I would have been very much in sartorial step at last night’s Richard Thompson gig. “RT “ wears one and so too do many of his tall bald fans. I watched the raindrops cling to beret flannel of several retired professor types as we waited to enter the Great American Music Hall in San Francisco.

While I’ve dabbled with RT for quite some time but it was only after seeing his son Teddy live in Bangalow, of all places, that I set about tackling his considerable back catalogue. Volumes of muscular folk is what I discovered. Guitar licks crafted with precision and intensity…. dark lyrics worthy of late night whiskey and brooding. I’ve secured most of his LP’s now… vinyl collectors get very excited about original copies of “Bright Light’s Tonight” & “Shoot Out the Lights”.

The first half of his show we were treated to a complete run-through of an album he’s yet to record. So now instead of plundering the past I have an RT album that doesn’t exist rattling around my head. While he also played an hour or so of classics with his full band, including violin and brass, it’s the new songs that haunt me this morning.
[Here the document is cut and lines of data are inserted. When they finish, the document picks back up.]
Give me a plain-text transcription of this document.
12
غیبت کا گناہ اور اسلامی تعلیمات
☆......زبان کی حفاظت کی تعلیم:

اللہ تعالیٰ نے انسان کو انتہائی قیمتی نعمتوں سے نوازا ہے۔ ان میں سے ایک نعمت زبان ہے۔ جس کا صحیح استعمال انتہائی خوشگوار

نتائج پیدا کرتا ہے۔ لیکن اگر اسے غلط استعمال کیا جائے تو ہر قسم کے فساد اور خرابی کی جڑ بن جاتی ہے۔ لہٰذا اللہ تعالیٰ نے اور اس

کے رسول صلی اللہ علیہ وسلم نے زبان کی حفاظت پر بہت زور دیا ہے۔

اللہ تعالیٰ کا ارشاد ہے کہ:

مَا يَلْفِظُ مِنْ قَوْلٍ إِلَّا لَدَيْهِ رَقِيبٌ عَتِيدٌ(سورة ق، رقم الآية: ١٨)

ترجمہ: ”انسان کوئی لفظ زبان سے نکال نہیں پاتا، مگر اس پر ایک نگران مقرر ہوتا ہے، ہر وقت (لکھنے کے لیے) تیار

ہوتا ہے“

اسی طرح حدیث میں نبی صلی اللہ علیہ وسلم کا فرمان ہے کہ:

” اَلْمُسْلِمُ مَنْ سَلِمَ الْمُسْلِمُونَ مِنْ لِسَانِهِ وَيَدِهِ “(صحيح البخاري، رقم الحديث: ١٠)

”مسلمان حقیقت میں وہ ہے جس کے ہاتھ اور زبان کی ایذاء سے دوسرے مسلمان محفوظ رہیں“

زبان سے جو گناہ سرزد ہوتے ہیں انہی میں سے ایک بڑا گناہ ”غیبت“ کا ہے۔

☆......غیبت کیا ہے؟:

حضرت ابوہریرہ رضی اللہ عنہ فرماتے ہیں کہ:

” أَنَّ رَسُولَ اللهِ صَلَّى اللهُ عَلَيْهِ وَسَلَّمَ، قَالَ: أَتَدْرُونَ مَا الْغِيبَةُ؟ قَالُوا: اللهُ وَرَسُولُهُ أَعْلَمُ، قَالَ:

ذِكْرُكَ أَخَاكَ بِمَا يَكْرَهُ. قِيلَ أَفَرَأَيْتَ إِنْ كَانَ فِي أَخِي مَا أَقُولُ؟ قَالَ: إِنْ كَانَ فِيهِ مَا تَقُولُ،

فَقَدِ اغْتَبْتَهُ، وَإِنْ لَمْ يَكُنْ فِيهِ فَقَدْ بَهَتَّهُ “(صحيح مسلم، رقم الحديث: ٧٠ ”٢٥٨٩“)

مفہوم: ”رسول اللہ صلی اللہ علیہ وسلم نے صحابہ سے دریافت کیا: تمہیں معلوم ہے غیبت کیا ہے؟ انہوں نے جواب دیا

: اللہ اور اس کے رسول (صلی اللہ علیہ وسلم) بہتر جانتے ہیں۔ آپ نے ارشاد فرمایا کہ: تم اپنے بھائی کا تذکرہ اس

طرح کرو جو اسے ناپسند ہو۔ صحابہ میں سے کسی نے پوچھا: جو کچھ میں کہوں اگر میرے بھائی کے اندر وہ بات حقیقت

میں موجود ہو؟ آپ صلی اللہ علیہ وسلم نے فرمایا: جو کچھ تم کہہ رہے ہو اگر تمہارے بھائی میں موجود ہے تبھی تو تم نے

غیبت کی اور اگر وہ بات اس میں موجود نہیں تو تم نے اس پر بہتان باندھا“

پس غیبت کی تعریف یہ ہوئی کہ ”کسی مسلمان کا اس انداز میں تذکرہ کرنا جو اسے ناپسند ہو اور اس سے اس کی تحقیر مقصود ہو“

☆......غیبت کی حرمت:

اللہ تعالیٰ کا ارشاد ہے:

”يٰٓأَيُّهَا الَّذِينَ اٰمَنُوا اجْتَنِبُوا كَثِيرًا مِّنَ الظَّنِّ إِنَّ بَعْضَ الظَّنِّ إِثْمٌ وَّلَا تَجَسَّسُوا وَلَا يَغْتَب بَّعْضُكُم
I want to hear “Stumble On” again, along with “Brother Slips Away” and “Haul it in”… but I’ll have to be patient and wait for several months before I slip the wax from the jacket and hear this bout of songwriting brilliance again. Waiting is rare in this downloadable age.

It’s worth the wait. By then it will be summer and a case of bugger the beret, pass the beach hat and Balvenie.